Serie: Die größten Irrtümer rund um Beziehungen
Eine(r) für alles für immer!
Dieser Satz dampft ein komplexes Thema auf das Wesentliche ein: Wir machen alles zusammen, müssen die gleichen Interessen haben und brauchen auch keine anderen Menschen zum Austausch. Schließlich müssen wir auch über alles reden können. Natürlich haben wir die gleichen Hobbies. Und das gefälligst mit Freude bis ans Ende unserer Tage!
Auch wenn ich diese Zeilen mit einem Augenzwinkern schreibe, haben sie einen ernsten Hintergrund. Es wird eine hohe Erwartungshaltung geschürt. Nicht nur für sich selbst, sondern auch für den Partner / die Partnerin. Du joggst gerne, dein Partner fährt lieber Fahrrad. Wer muss denn jetzt mit Freude (!) auf seine Lieblingsaktivität verzichten? Ein Kompromiss wäre einen Versuch wert: du joggst neben deinem Fahrrad fahrenden Freund her. Ihr habt etwas zusammen unternommen. Aber, hat es auch beiden Spaß bereitet?
Es spricht nichts dagegen, es zu versuchen. Wichtig ist der Umgang mit dem Ergebnis. Wenn es nicht gefallen hat, ist das keine Katastrophe, sondern eine Information.
„Ich gehe wieder mit meiner Freundin joggen und du fährst wieder allein Fahrrad und wir schauen mal, was wir anderes gemeinsam unternehmen können“.

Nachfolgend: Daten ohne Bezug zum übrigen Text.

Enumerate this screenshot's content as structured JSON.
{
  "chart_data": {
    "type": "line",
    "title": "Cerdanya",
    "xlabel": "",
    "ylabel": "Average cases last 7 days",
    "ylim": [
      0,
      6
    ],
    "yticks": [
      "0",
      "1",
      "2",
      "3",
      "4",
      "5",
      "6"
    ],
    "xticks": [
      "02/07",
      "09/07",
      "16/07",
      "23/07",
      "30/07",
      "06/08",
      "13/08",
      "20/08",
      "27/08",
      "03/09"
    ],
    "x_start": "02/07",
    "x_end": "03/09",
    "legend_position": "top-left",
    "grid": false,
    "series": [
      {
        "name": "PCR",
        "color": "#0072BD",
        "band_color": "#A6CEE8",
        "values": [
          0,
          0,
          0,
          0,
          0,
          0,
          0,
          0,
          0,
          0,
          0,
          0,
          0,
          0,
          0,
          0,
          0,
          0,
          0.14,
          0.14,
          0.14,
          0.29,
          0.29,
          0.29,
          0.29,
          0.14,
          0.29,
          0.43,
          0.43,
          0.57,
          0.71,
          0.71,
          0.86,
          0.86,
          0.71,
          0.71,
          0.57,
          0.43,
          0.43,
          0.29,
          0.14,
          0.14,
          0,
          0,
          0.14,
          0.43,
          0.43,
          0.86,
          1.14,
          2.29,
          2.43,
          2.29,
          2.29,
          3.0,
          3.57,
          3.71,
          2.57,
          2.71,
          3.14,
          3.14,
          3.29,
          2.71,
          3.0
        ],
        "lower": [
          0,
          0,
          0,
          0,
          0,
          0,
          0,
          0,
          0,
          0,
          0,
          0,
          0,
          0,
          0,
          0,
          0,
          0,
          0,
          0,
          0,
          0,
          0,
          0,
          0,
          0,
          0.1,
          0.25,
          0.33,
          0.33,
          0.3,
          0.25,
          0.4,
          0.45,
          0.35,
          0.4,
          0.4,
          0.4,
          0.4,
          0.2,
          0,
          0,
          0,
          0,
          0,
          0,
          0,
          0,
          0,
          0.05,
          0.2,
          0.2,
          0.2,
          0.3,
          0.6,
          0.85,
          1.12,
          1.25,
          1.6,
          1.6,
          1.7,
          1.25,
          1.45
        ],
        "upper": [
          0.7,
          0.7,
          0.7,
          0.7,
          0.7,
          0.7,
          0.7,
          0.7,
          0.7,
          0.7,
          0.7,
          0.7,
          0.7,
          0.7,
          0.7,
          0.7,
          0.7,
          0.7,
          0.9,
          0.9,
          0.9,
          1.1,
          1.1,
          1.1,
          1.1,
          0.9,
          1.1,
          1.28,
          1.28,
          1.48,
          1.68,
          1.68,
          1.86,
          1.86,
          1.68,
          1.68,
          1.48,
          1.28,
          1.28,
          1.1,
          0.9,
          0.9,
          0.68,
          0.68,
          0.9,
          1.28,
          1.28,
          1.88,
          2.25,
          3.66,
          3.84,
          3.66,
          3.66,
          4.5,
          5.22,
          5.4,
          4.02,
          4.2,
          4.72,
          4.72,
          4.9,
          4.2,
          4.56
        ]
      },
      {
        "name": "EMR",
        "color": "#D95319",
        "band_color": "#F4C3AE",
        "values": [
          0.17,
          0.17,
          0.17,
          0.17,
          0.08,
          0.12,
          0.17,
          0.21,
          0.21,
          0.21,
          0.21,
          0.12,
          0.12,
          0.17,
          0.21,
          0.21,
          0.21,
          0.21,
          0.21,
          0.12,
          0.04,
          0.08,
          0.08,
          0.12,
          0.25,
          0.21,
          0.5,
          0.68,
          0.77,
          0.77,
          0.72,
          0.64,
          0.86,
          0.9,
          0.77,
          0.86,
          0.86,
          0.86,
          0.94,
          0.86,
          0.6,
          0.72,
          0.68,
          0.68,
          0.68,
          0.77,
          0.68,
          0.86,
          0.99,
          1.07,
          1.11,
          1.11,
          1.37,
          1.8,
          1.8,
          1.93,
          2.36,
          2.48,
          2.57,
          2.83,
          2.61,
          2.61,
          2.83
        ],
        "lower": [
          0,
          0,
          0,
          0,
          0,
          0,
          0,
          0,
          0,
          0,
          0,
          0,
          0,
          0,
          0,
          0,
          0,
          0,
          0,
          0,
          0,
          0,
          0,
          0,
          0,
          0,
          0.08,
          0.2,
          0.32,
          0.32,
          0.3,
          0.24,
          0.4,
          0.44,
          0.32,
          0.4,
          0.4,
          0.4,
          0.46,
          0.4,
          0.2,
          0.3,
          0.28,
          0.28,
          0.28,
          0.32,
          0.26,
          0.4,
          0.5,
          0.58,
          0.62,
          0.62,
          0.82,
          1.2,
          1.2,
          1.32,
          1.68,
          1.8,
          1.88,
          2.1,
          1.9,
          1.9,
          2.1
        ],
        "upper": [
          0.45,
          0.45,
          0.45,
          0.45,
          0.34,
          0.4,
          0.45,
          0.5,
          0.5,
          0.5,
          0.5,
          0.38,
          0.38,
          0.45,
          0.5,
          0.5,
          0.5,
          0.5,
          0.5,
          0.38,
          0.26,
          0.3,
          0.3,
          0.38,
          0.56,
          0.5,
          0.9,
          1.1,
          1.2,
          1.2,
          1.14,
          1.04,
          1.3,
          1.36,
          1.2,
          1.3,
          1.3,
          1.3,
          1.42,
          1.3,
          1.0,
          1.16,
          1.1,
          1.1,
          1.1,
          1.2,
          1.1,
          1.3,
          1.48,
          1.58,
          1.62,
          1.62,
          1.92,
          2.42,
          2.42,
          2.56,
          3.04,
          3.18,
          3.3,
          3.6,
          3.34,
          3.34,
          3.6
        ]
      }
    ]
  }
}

Wenn es doch nur so einfach wäre!
Schließlich lautet die Devise: Eine(r) für alles, für immer! Und so wird aus der Info „diese gemeinsame Aktivität hat nicht gefallen“ eine Kränkung. Oder die „Erkenntnis“, wir passen einfach nicht zusammen.
Diese Beziehungsregel bürdet dem Partner / der Partnerin einiges auf. „Du musst all das leisten, was ich vor unserer Beziehung mit unterschiedlichen Menschen gemacht habe! Meine Zufriedenheit ist nur von dir abhängig.“.
Es gibt Studien über das Thema Zufriedenheit in der Partnerschaft. Daraus geht hervor, dass Menschen, die der Auffassung sind, für ihre Leben selbst verantwortlich zu sein, zufriedener in Partnerschaften sind.
Was heißt das nun für die Regel „eine(r) für alles, für immer!“? Mache ich meine Zufriedenheit und mein Glück von meinem Partner / meiner Partnerin abhängig, führt es vermutlich zu Frust in der Beziehung.
Geteiltes Leid, halbes Leid?
Ebenso brisant ist es, wenn nur ein Teil des Paares nach dieser Regel eine Beziehung führen möchte. Da können die Aktivitäten der anderen Hälfte schnell als Zurückweisung empfunden werden. Natürlich ist es auch ein wunderbarer Nährboden für Eifersucht. „Nie unternimmst du etwas mit mir. Immer nur mit deinen FreundInnen“. Dabei ist es ganz wichtig, die konsequente Missachtung der Regel durch die Worte „nie“ und „immer“ zu unterstreichen.
Aber, im Ernst, „eine(r) für alles, für immer!“ bietet viel Potenzial für Verletzungen. Dabei kann es eine Bereicherung sein, etwas mit anderen Menschen zu unternehmen. Es gibt neuen Gesprächsstoff und evtl. Anregungen für gemeinsame Aktivitäten.
… und für immer!
Bleibt noch der zweite Teil der „Superregel“, das „für immer“. Im Grunde spricht er für sich. Trennung ist keine Option, wer A sagt, muss auch B sagen. Das macht die Partnerwahl allerdings recht schwierig, die Entscheidung nicht sonderlich leicht. Schließlich sollte man es sich gut überlegen, mit wem man sein restliches Leben verbringen muss.
Grundsätzlich finde ich (alter Romantiker) den Gedanken schön, jemanden bis ans Ende meiner Tage an meiner Seite zu haben. Ein „lass es uns ernsthaft versuchen“ schafft dabei mehr Freiraum, als ein „es muss unbedingt klappen!“.
Jetzt ist Schluss!
Ich möchte mit diesem Text einen Denkanstoß geben und aufzeigen, welchen Leidensdruck eine scheinbar unumstößliche Regel hervorrufen kann. Es kann hilfreich sein, sich auf die Suche nach solchen Regeln zu machen, um den Druck aus einer Beziehung oder die PartnerInnen-Suche zu nehmen.